Drug Theoretics and Cheminformatics Laboratory, Department of Pharmaceutical Technology, Jadavpur University, Kolkata, India.
Methods Mol Biol. 2018;1800:141-169. doi: 10.1007/978-1-4939-7899-1_6.
In the context of human safety assessment through quantitative structure-activity relationship (QSAR) modeling, the concept of applicability domain (AD) has an enormous role to play. The Organization of Economic Co-operation and Development (OECD) for QSAR model validation recommended as principle 3 "A defined domain of applicability" to be present for a predictive QSAR model. The study of AD allows estimating the uncertainty in the prediction for a particular molecule based on how similar it is to the training compounds which are used in the model development. In the current scenario, AD represents an active research topic, and many methods have been designed to estimate the competence of a model and the confidence in its outcome for a given prediction task. Thus, characterization of interpolation space is significant in defining the AD. The diverse set of reported AD methods was constructed through different hypotheses and algorithms. These multiplicities of methodologies mystify the end users and make the comparison of the AD for different models a complex issue to address. We have attempted to summarize in this chapter the important concepts of AD including particulars of the available methods to compute the AD along with their thresholds and criteria for estimating AD through training set interpolation in the descriptor space. The idea about transparent domain and decision domain are also discussed. To help readers determine the AD in their projects, practical examples together with available open source software tools are provided.
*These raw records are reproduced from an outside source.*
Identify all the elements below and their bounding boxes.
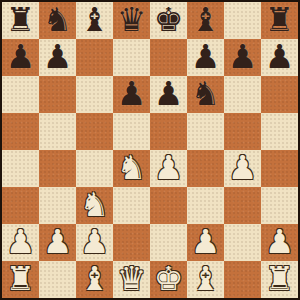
piece-black-rook: ♜: [265, 3, 295, 36]
square-h6[interactable]: [261, 76, 298, 113]
square-e7[interactable]: [150, 39, 187, 76]
square-b5[interactable]: [39, 113, 76, 150]
square-h8[interactable]: ♜: [261, 2, 298, 39]
square-h5[interactable]: [261, 113, 298, 150]
square-d2[interactable]: [113, 224, 150, 261]
square-h4[interactable]: [261, 150, 298, 187]
square-b2[interactable]: ♟: [39, 224, 76, 261]
square-c2[interactable]: ♟: [76, 224, 113, 261]
square-g5[interactable]: [224, 113, 261, 150]
square-a3[interactable]: [2, 187, 39, 224]
square-f6[interactable]: ♞: [187, 76, 224, 113]
square-h2[interactable]: ♟: [261, 224, 298, 261]
square-e3[interactable]: [150, 187, 187, 224]
piece-white-queen: ♛: [117, 262, 147, 295]
piece-black-pawn: ♟: [43, 40, 73, 73]
square-c4[interactable]: [76, 150, 113, 187]
piece-white-pawn: ♟: [228, 151, 258, 184]
square-g6[interactable]: [224, 76, 261, 113]
piece-white-knight: ♞: [117, 151, 147, 184]
square-f2[interactable]: ♟: [187, 224, 224, 261]
square-c3[interactable]: ♞: [76, 187, 113, 224]
piece-black-pawn: ♟: [265, 40, 295, 73]
square-c1[interactable]: ♝: [76, 261, 113, 298]
square-c6[interactable]: [76, 76, 113, 113]
square-c8[interactable]: ♝: [76, 2, 113, 39]
chess-board-frame: ♜♞♝♛♚♝♜♟♟♟♟♟♟♟♞♞♟♟♞♟♟♟♟♟♜♝♛♚♝♜: [0, 0, 300, 300]
square-e2[interactable]: [150, 224, 187, 261]
piece-black-knight: ♞: [191, 77, 221, 110]
square-d7[interactable]: [113, 39, 150, 76]
square-h3[interactable]: [261, 187, 298, 224]
square-f5[interactable]: [187, 113, 224, 150]
square-a5[interactable]: [2, 113, 39, 150]
square-a7[interactable]: ♟: [2, 39, 39, 76]
piece-black-knight: ♞: [43, 3, 73, 36]
square-g7[interactable]: ♟: [224, 39, 261, 76]
square-d4[interactable]: ♞: [113, 150, 150, 187]
piece-black-pawn: ♟: [154, 77, 184, 110]
piece-white-rook: ♜: [6, 262, 36, 295]
square-f3[interactable]: [187, 187, 224, 224]
square-g8[interactable]: [224, 2, 261, 39]
piece-white-knight: ♞: [80, 188, 110, 221]
square-h7[interactable]: ♟: [261, 39, 298, 76]
square-d8[interactable]: ♛: [113, 2, 150, 39]
square-e5[interactable]: [150, 113, 187, 150]
piece-white-bishop: ♝: [191, 262, 221, 295]
square-f4[interactable]: [187, 150, 224, 187]
piece-white-bishop: ♝: [80, 262, 110, 295]
square-b4[interactable]: [39, 150, 76, 187]
piece-white-pawn: ♟: [265, 225, 295, 258]
square-d1[interactable]: ♛: [113, 261, 150, 298]
square-e8[interactable]: ♚: [150, 2, 187, 39]
square-a2[interactable]: ♟: [2, 224, 39, 261]
square-f1[interactable]: ♝: [187, 261, 224, 298]
square-g1[interactable]: [224, 261, 261, 298]
square-a6[interactable]: [2, 76, 39, 113]
piece-white-king: ♚: [154, 262, 184, 295]
square-b8[interactable]: ♞: [39, 2, 76, 39]
square-d5[interactable]: [113, 113, 150, 150]
square-f8[interactable]: ♝: [187, 2, 224, 39]
square-h1[interactable]: ♜: [261, 261, 298, 298]
square-a8[interactable]: ♜: [2, 2, 39, 39]
piece-black-pawn: ♟: [117, 77, 147, 110]
piece-white-pawn: ♟: [191, 225, 221, 258]
square-e6[interactable]: ♟: [150, 76, 187, 113]
chess-board: ♜♞♝♛♚♝♜♟♟♟♟♟♟♟♞♞♟♟♞♟♟♟♟♟♜♝♛♚♝♜: [2, 2, 298, 298]
square-d3[interactable]: [113, 187, 150, 224]
square-a1[interactable]: ♜: [2, 261, 39, 298]
piece-black-pawn: ♟: [6, 40, 36, 73]
square-b6[interactable]: [39, 76, 76, 113]
piece-black-bishop: ♝: [191, 3, 221, 36]
piece-white-pawn: ♟: [80, 225, 110, 258]
piece-white-pawn: ♟: [6, 225, 36, 258]
square-a4[interactable]: [2, 150, 39, 187]
piece-white-pawn: ♟: [43, 225, 73, 258]
square-c7[interactable]: [76, 39, 113, 76]
square-g3[interactable]: [224, 187, 261, 224]
square-g2[interactable]: [224, 224, 261, 261]
square-b1[interactable]: [39, 261, 76, 298]
piece-black-pawn: ♟: [228, 40, 258, 73]
piece-black-bishop: ♝: [80, 3, 110, 36]
piece-black-king: ♚: [154, 3, 184, 36]
square-d6[interactable]: ♟: [113, 76, 150, 113]
piece-black-queen: ♛: [117, 3, 147, 36]
piece-black-rook: ♜: [6, 3, 36, 36]
square-e1[interactable]: ♚: [150, 261, 187, 298]
square-e4[interactable]: ♟: [150, 150, 187, 187]
square-b3[interactable]: [39, 187, 76, 224]
square-f7[interactable]: ♟: [187, 39, 224, 76]
piece-black-pawn: ♟: [191, 40, 221, 73]
piece-white-rook: ♜: [265, 262, 295, 295]
piece-white-pawn: ♟: [154, 151, 184, 184]
square-b7[interactable]: ♟: [39, 39, 76, 76]
square-g4[interactable]: ♟: [224, 150, 261, 187]
square-c5[interactable]: [76, 113, 113, 150]
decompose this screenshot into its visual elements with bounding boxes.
在通过定量构效关系(QSAR)建模进行人体安全性评估的背景下,适用域(AD)的概念起着至关重要的作用。经济合作与发展组织(OECD)在QSAR模型验证中建议将“定义的适用域”作为预测性QSAR模型的原则3。对适用域的研究能够基于特定分子与模型开发中使用的训练化合物的相似程度,估计该分子预测的不确定性。在当前情况下,适用域是一个活跃的研究课题,已经设计了许多方法来评估模型的能力及其对给定预测任务结果的置信度。因此,插值空间的表征在定义适用域方面具有重要意义。通过不同的假设和算法构建了各种已报道的适用域方法。这些方法的多样性使最终用户感到困惑,并使得比较不同模型的适用域成为一个难以解决的复杂问题。在本章中,我们试图总结适用域的重要概念,包括计算适用域的可用方法的细节,以及通过描述符空间中的训练集插值来估计适用域的阈值和标准。还讨论了透明域和决策域的概念。为了帮助读者在其项目中确定适用域,提供了实际示例以及可用的开源软件工具。